15 décembre 2011
Une Lady Chostakovienne

Noël et ses fééries… un petit tour par la capitale espagnole avec Le Teatro Real, rouvert il y a bientôt quinze ans dans un bâtiment flambant neuf, et dirigé depuis un an par Gerard Mortier – tout droit arrivé de l’Opéra de Paris – qui programme en ce mois de décembre Lady Macbeth de Mtsensk de Chostakovitch. Le chef-d’œuvre du compositeur russe décrit le destin tragique de Katerina Ismailova, trompant son mari avec Sergueï, qui l’abandonnera quand ils seront envoyés aux travaux forcés en Sibérie, après la découverte du cadavre de l’époux légitime. Sur ce drame poignant décrivant la violence exercée par les hommes sur les femmes, Chostakovitch a écrit une musique puissante, qui préfigure certaines de ses symphonies ultérieures. L’ampleur de l’orchestre a d’ailleurs exigé une extension de la fosse, supprimant les deux premières rangées du parterre, tandis que deux fanfares prennent place sur le proscénium dans les tutti les plus imposants. Mais c’est la crudité avec laquelle est suggérée la relation sexuelle entre Katerina et Boris qui a sans doute le plus choqué le puritanisme soviétique à la création.
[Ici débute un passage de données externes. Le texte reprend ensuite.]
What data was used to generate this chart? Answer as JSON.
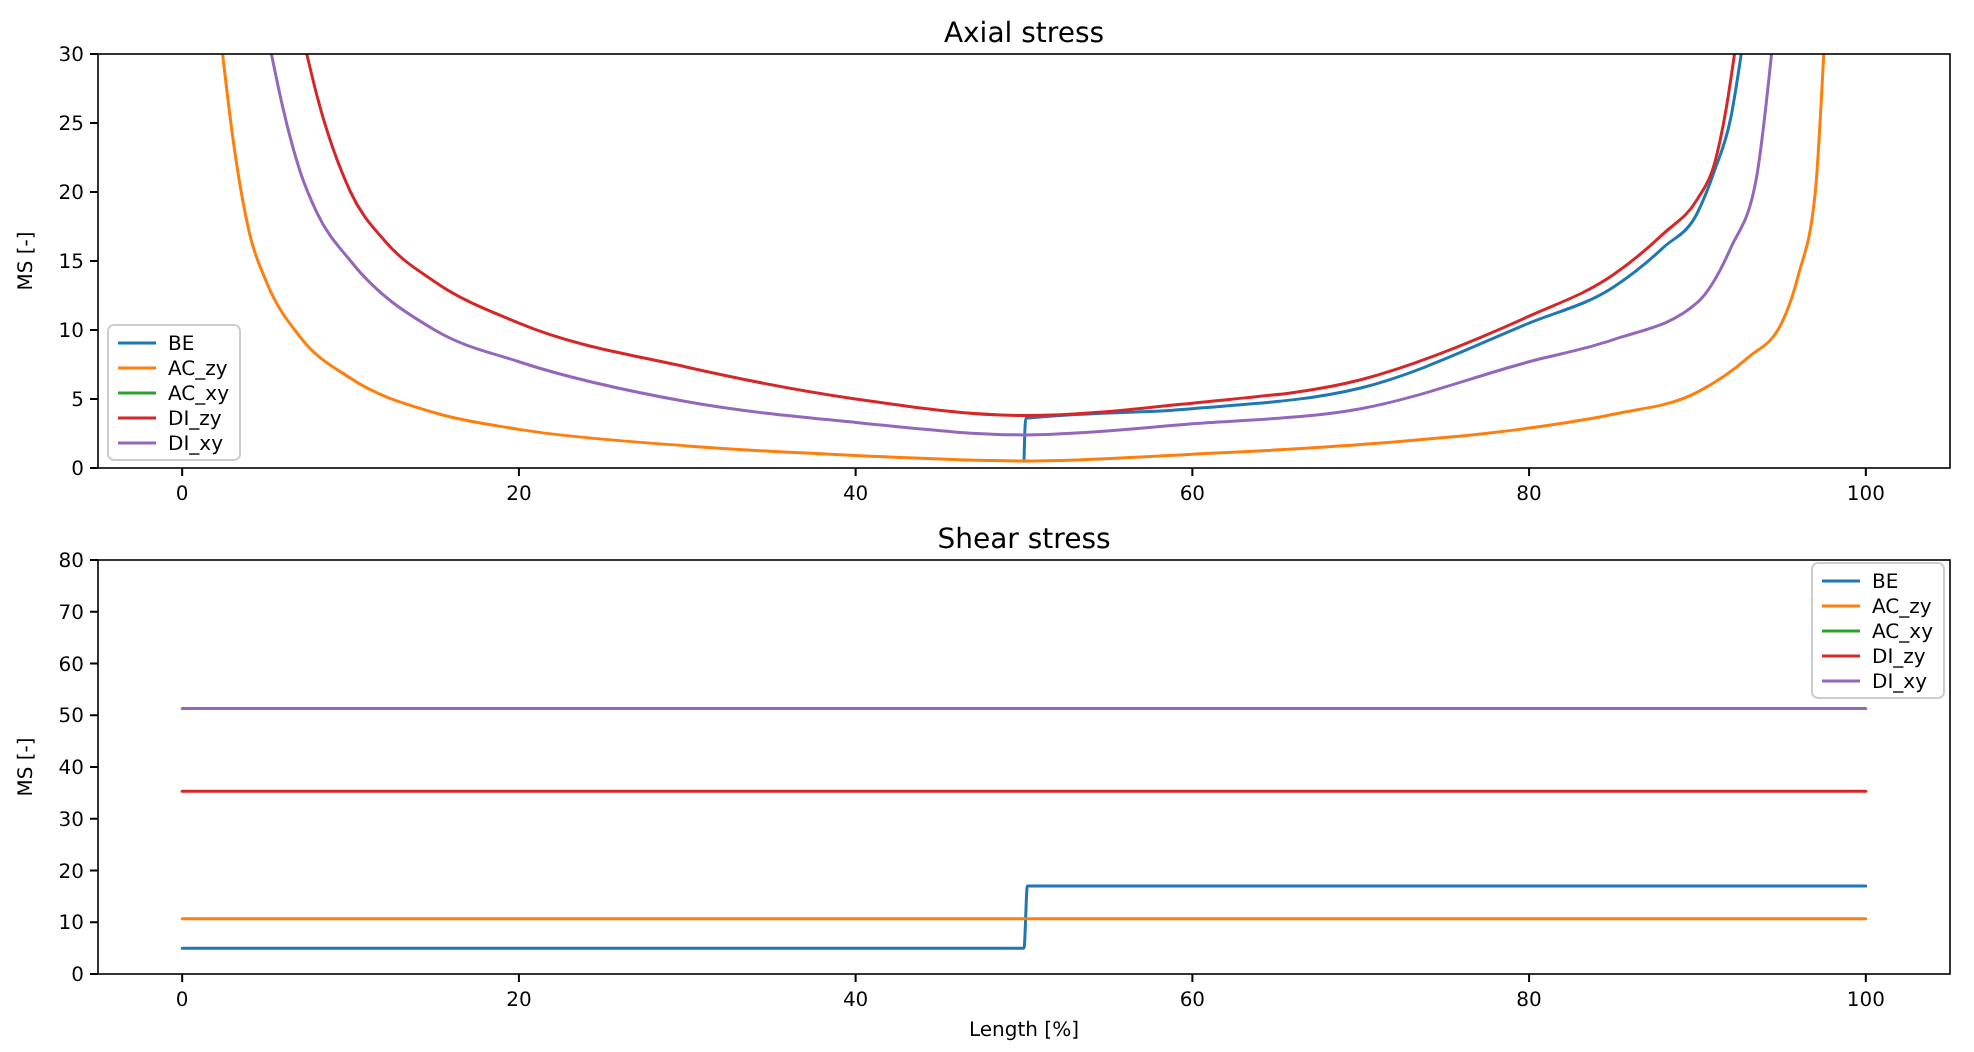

Le régisseur autrichien Martin Kušej a eu la géniale idée de projeter des lumières stroboscopiques pendant cette scène, dans un rythme qui reproduit le tempo saccadé de la musique – et le halètement du coït. Applaudi déjà lors des représentations à Bastille en 2009, Hartmut Haenchen fait ressortir les richesses de la partition avec un captivant sens du détail. Titulaire du rôle dans cette production depuis les premières représentations à Amsterdam en 2006, Eva-Maria Westbroek bouleverse littéralement dans son incarnation de l’héroïne, et reçoit un triomphe mérité. « Fantastico », « increible » ai-je entendu en sortant parmi le public de la salle presque pleine. Assurément, et si l’on peut former un vœu en cette période toute désignée, c’est le retour prochain à Paris de ce spectacle essentiel.